Vous avez sans doute compris que ce récit n’est pas à prendre à la lettre. Le Malin dont il s’agit n’est pas un être extérieur à nous, ni un être maléfique correspondant à la conception médiévale du diable. Non. Il s’agit d’un dysfonctionnement intérieur qui perturbe notre perception de la réalité (œil malade). Les signes de ce dysfonctionnement sont reconnaissables. Sous l’influence des vues fausses, des opinions arbitraires, des conceptions acquises par osmose avec le milieu ambiant, on se met un jour à douter du bien fondé de son choix. La pratique de la simplicité ne semble plus aussi facile et gratifiante qu’au début, le souvenir de nos habitudes de consommation antérieures nous font croire que nous avons perdu au change.
Le Malin (notre mental) ne lâche pas sa prise si facilement. L’une de ses grandes ruses est de nous faire croire que la voie de la simplicité n’est pas pour nous et que nous n’arriverons jamais à un mieux être par ce choix. Que faire alors sinon retourner à ses motivations du début et se rappeler que si le chemin de la simplicité a son lot d’épreuves et exige un long apprentissage, il vaut la peine de s’y maintenir car ce chemin mène à l’accomplissement de soi . Rappelons-nous que l’aventure spirituelle comporte ses lois propres, incontournables avec lesquelles il est impossible de tricher.
À ceux et celles qui sont tentés d’abandonner
« Ne vous inquiétez pas pour votre vie de ce que vous mangerez. Voyez les oiseaux du ciel : ils ne sèment ni ne moissonnent ni ne recueillent dans des greniers….Et du vêtement pourquoi vous inquiéter ? Observez les lis des champs comme ils poussent : ils ne peinent ni ne filent. Ne vous inquiétez donc pas du lendemain, demain s’inquiétera de lui-même » (Mt 6, 25-26).

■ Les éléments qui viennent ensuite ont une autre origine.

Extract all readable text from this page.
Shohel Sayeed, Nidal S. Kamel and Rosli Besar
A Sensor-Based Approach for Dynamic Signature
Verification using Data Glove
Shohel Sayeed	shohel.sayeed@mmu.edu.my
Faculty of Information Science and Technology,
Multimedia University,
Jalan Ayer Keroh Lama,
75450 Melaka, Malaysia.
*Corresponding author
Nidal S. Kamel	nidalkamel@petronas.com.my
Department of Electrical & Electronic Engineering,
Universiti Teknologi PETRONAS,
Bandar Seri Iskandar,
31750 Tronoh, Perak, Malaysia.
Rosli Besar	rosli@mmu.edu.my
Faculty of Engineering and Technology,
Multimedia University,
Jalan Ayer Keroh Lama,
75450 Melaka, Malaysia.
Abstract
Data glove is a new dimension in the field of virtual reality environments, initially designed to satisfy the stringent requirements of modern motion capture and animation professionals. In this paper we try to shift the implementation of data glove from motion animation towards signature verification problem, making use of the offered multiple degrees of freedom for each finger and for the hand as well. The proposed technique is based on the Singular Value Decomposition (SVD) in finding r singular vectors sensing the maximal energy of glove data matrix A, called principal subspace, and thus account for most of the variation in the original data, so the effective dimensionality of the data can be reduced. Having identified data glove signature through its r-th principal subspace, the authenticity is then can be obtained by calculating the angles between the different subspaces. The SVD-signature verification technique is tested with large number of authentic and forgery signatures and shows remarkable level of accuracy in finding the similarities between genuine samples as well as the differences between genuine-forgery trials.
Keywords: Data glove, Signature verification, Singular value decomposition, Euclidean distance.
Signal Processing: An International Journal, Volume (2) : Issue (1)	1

Il me semble que Jésus manifeste ici, d’une façon indéniable, sa confiance en la Vie, en toute vie et son désir de la voir s’épanouir chez tous les êtres vivants. Voyez, observez. Qu’est-ce qui fait la beauté du lis, sa splendeur à nulle autre pareille ; et la légèreté de l’oiseau, sa grande liberté ? Quel mystère traverse leur vie ? Leur seule ressource est à l’intérieur d’eux-mêmes , dans leur connexion au grand courant de la Vie. « N’êtes-vous pas plus importants qu’eux ?
Une autre caractéristique de Jésus face à la Vie, c’est sa prédilection pour ce qui est petit. « Voyez le grain de sénevé. C’est la plus petite de toutes les graines. .. et pourtant il devient la plus grandes des plantes potagères » (Mt 13, 31-32).
Et s’adressant à son auditoire d’un ton plus solennel, il proclame : « En vérité, je vous le dis, si vous ne retournez pas à l’état des enfants, vous ne pourrez entrer dans le Royaume des cieux » (Mt 18,3). Cet enfant, ce petit vers qui retourner que représente-t-il ? Dans la pensée du Maître, ce petit c’est le germe divin semé au plus profond de tout être humain . Il est là, en nous, mais nous n’avons pas encore réalisé sa présence tellement nous sommes happés par l’extérieur. Une fois dévoilé, ce germe pourra grandir et nous conduire vers notre pleine maturité. Trouver ce petit en nous, c’est éprouver un sentiment d’une qualité bien différente de la simple émotion qu’on éprouve lors de la satisfaction d’un désir quelconque. Vous ne voulez sûrement pas manquer ce moment merveilleux.
À ceux et celles qui hésitent à s’engager dans la voie de la simplicité volontaire
Tendez l’oreille à ce qui suit : « Venez à moi, vous qui ployez sous le fardeau » (vous qui êtes enlisés dans le désir) « et moi, je vous soulagerai » (Mt 11,28). Pour cela « chargez-vous de mon joug car il est léger et mettez-vous à mon école car je suis doux et humble (simple) de cœur et vous trouverez soulagement pour vos âmes ». (Mt 11, 28-30) Jésus se présente ici comme un Maître de sagesse réaliste, un guide sûr. Ce qu’il propose, c’est un apprentissage dont le résultat est le soulagement de ce qui pèse, l’allégement d’un fardeau.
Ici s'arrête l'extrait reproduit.